Apesar de ser uma pessoa muito desenvolvida intelectualmente, "STAR" tinha problemas bem básicos. Quando digo básicos, me refiro à base da personalidade, à sua estrutura fundamental.

As dores de cabeça que ela sentiu foram ocasionadas pela descompressão que houve no corpo dela. Pessoa fortemente acometida por emoções que travaram seus meridianos de acupuntura, ao liberar a energia deles, dores surgiram porque todo o fluxo parado voltou a circular. A sensação de dor no centro da testa deve ser, provavelmente, por causa de potencial da própria pessoa que estava dormente.

Veja que interessante o que a "STAR" disse sobre o vazio, o apego às crenças, não querer fazer nada por muito tempo, nem querer meditar, etc. Tudo isso são sintomas da depressão integrativa, que é o famoso efeito rebote após o Salto. Mas, "STAR" viveu isso em conjunto com os efeitos da RTS, inesperadamente. Justamente pela soma dos dois procedimentos é que ela teve uma reviravolta tão grande, rápida e intensa em si mesma.

O apego às crenças que já não faziam sentido mais, faz parte do luto (que é uma depressão suave passageira) da morte de algo dentro de si. O que morre em quem faz o Salto e a RTS? As partes velhas do EU. Por esses motivos é que o autoconhecimento exige coragem, pois não é um processo fácil e agradável. Pelo contrário, descobrir as próprias fragilidades é algo que dói, mas dói para curar.
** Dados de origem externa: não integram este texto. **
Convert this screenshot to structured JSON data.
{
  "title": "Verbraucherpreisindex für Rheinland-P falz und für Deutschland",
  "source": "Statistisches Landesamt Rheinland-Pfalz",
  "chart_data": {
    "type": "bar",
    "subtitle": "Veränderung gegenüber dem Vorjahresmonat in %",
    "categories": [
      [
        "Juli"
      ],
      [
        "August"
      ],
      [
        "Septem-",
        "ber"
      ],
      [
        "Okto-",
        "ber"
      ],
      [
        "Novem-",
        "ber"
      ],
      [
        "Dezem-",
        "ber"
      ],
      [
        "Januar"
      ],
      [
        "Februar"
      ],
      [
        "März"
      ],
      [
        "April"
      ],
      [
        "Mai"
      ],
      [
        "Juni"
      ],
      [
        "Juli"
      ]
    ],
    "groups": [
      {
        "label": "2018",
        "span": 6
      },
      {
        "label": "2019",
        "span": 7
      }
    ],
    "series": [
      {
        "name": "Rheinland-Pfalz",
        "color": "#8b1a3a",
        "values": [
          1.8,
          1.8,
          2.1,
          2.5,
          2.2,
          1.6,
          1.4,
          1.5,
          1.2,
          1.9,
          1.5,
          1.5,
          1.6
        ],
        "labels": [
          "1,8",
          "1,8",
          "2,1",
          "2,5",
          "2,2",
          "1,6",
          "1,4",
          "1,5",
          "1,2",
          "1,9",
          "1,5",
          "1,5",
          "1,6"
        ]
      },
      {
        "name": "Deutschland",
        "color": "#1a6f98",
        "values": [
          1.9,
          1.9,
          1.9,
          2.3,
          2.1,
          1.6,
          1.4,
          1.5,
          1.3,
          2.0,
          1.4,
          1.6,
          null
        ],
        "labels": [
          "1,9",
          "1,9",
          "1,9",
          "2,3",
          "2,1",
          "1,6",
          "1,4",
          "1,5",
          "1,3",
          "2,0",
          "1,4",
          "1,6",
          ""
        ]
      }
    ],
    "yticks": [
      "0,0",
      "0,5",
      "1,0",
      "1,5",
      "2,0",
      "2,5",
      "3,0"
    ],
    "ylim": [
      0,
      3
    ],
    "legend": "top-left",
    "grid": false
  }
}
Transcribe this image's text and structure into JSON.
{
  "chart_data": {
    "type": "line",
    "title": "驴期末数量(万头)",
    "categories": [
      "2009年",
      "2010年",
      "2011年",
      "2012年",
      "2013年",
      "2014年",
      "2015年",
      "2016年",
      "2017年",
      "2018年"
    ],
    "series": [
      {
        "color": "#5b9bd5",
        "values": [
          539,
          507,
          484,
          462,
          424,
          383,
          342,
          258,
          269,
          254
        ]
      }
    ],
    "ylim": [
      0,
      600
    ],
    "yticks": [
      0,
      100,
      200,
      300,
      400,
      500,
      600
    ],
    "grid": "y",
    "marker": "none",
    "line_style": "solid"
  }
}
Mesmo sendo Neurolinguista, suas próprias ferramentas não foram capazes de ajuda-la eficazmente na superação das suas dificuldades. Isto por que os métodos puramente racionais como a PNL não alcançam o fundo do psiquismo onde as programações estão gravadas e carregadas de emoções para direcionar inconscientemente as ações e reações do sujeito.